Types of Lakes and Ponds
This article will give the reader some general advice on the creation of lakes and ponds as well as the type of fish and aquatic marine life found in most lakes and ponds.
Fish in general have a range of physiological tolerances that are dependent upon which species they belong to. They have different lethal temperatures, dissolved oxygen requirements, and spawning needs that are based on their activity levels and behaviors. See your local hatcheries for suggestions on stocking and requirements.There are three basic types of lakes - Eutrophic lakes, which are primarily nutrient rich water bodies with large inhabitant life such as birds, reptiles, microbes, mammals and plankton. These lakes normally have a depth ranging from roughly 1 foot to several feet and nuisance plant infestation varies greatly depending on the surrounding and inherent conditions.
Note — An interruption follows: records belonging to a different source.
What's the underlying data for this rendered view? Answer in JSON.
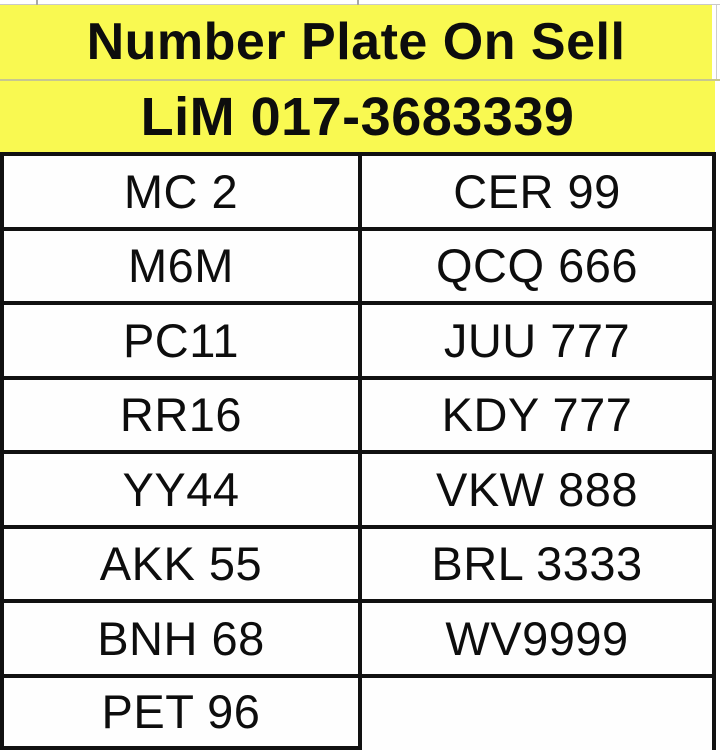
{
  "header": {
    "title": "Number Plate On Sell",
    "contact": "LiM 017-3683339"
  },
  "table": {
    "rows": [
      {
        "left": "MC 2",
        "right": "CER 99"
      },
      {
        "left": "M6M",
        "right": "QCQ 666"
      },
      {
        "left": "PC11",
        "right": "JUU 777"
      },
      {
        "left": "RR16",
        "right": "KDY 777"
      },
      {
        "left": "YY44",
        "right": "VKW 888"
      },
      {
        "left": "AKK 55",
        "right": "BRL 3333"
      },
      {
        "left": "BNH 68",
        "right": "WV9999"
      },
      {
        "left": "PET 96",
        "right": ""
      }
    ]
  },
  "colors": {
    "highlight_yellow": "#f9f951",
    "grid_black": "#111111",
    "grid_faint": "#c9c9c9"
  }
}
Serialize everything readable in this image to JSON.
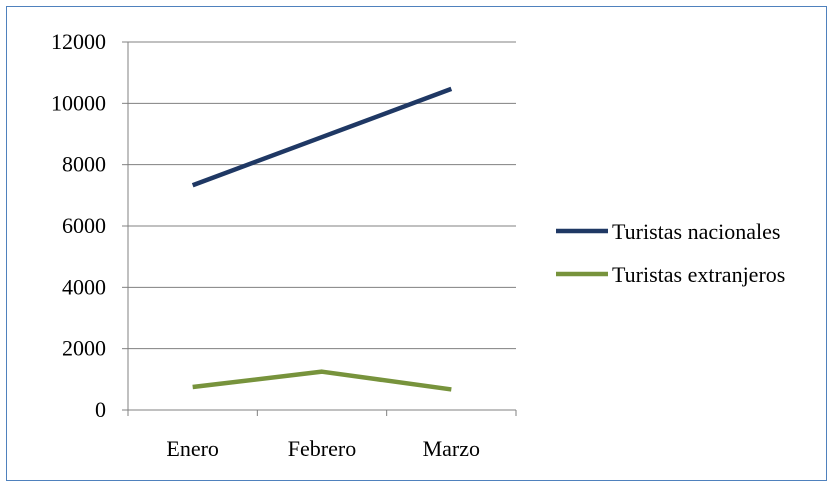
{
  "chart_data": {
    "type": "line",
    "title": "",
    "xlabel": "",
    "ylabel": "",
    "categories": [
      "Enero",
      "Febrero",
      "Marzo"
    ],
    "ylim": [
      0,
      12000
    ],
    "yticks": [
      0,
      2000,
      4000,
      6000,
      8000,
      10000,
      12000
    ],
    "grid": true,
    "legend_position": "right",
    "series": [
      {
        "name": "Turistas nacionales",
        "values": [
          7330,
          8900,
          10470
        ],
        "color": "#1f3864"
      },
      {
        "name": "Turistas extranjeros",
        "values": [
          750,
          1250,
          670
        ],
        "color": "#77933c"
      }
    ]
  },
  "frame_color": "#4f81bd",
  "grid_color": "#808080"
}
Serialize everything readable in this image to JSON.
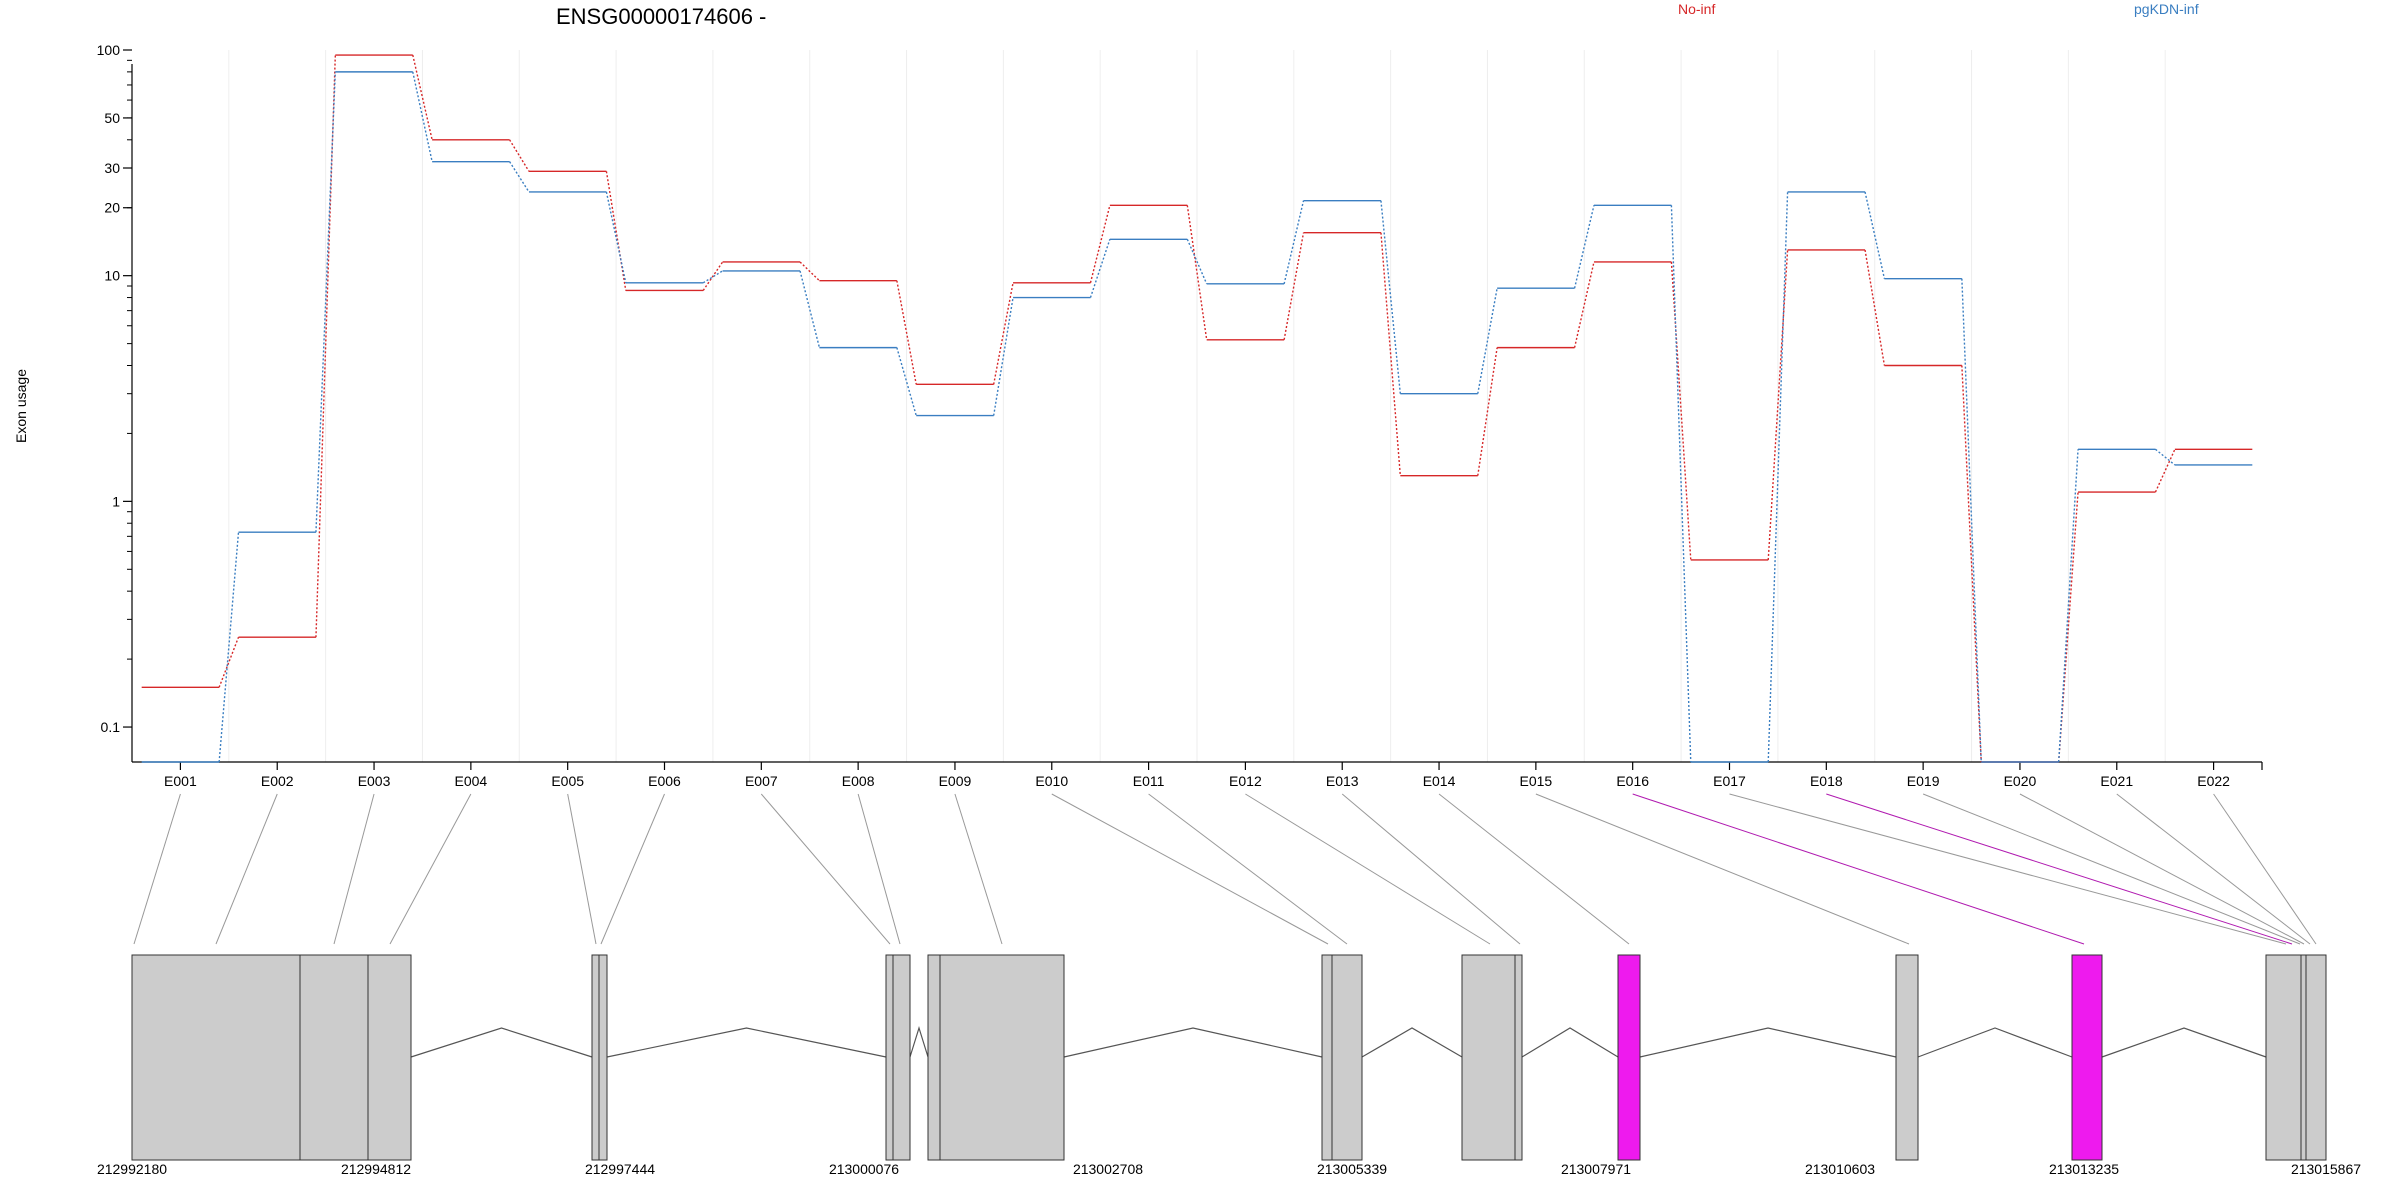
{
  "chart_data": {
    "type": "line",
    "title": "ENSG00000174606 -",
    "ylabel": "Exon usage",
    "yscale": "log",
    "ylim": [
      0.07,
      100
    ],
    "yticks": [
      0.1,
      1,
      10,
      20,
      30,
      50,
      100
    ],
    "ytick_labels": [
      "0.1",
      "1",
      "10",
      "20",
      "30",
      "50",
      "100"
    ],
    "grid": true,
    "legend_position": "top",
    "categories": [
      "E001",
      "E002",
      "E003",
      "E004",
      "E005",
      "E006",
      "E007",
      "E008",
      "E009",
      "E010",
      "E011",
      "E012",
      "E013",
      "E014",
      "E015",
      "E016",
      "E017",
      "E018",
      "E019",
      "E020",
      "E021",
      "E022"
    ],
    "series": [
      {
        "name": "No-inf",
        "color": "#d62728",
        "values": [
          0.15,
          0.25,
          95,
          40,
          29,
          8.6,
          11.5,
          9.5,
          3.3,
          9.3,
          20.5,
          5.2,
          15.5,
          1.3,
          4.8,
          11.5,
          0.55,
          13,
          4.0,
          0.07,
          1.1,
          1.7
        ]
      },
      {
        "name": "pgKDN-inf",
        "color": "#3a7ec1",
        "values": [
          0.07,
          0.73,
          80,
          32,
          23.5,
          9.3,
          10.5,
          4.8,
          2.4,
          8.0,
          14.5,
          9.2,
          21.5,
          3.0,
          8.8,
          20.5,
          0.07,
          23.5,
          9.7,
          0.07,
          1.7,
          1.45
        ]
      }
    ],
    "gene_model": {
      "coordinates": [
        "212992180",
        "212994812",
        "212997444",
        "213000076",
        "213002708",
        "213005339",
        "213007971",
        "213010603",
        "213013235",
        "213015867"
      ],
      "exon_count": 22,
      "highlight_exons": [
        "E016",
        "E018"
      ],
      "highlight_color": "#ee1aee",
      "exon_color": "#cccccc"
    }
  }
}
Oligotrophic lakes are limited in nutrients and are generally more asthetically pleasing to the eye due to the lack of foliage and undergrowth while dystrophic water bodies, also low in nutrient qualities, display a murky brownish tone due to free floating soil and clay particles found in abundance Lakes are generally segregated into categories including the shoreline known as the litoral, the bottom sludge layer known as the profundal and the water base known as the pelagial. Surrounding most lake and pond shorelines lives aquatic plantlife from scare to abundant quantities ranging from microscopic algae to larger ferns, all of various species with diverse requirements. Common lake fish include silvers, trout, carp, catfish and bass which find the habitat a perfect setting for sustenance and reproduction. Floating wood, grasses, leaves and insect pools are often found on the shoreline along with minerals, rocks and soils. The sludge layer of a lake or pond is normally a compost of decaying matter such as insects, feces, plants, leaves, fish, foul and mammals. The sludge layer, when overburdening the waterway, is often a main fuel for algae and nuisance plant life and in ornamental water ways requires a treatment of bacterial digestants to degrade and breakdown the ever accumulating slime and sludge.
Whether for recreation or habitation, lakes and ponds offer an immensely diverse ecosystem with broad and substantial character differences all attracting and sustaining various life from single cell anemia to people of all countries.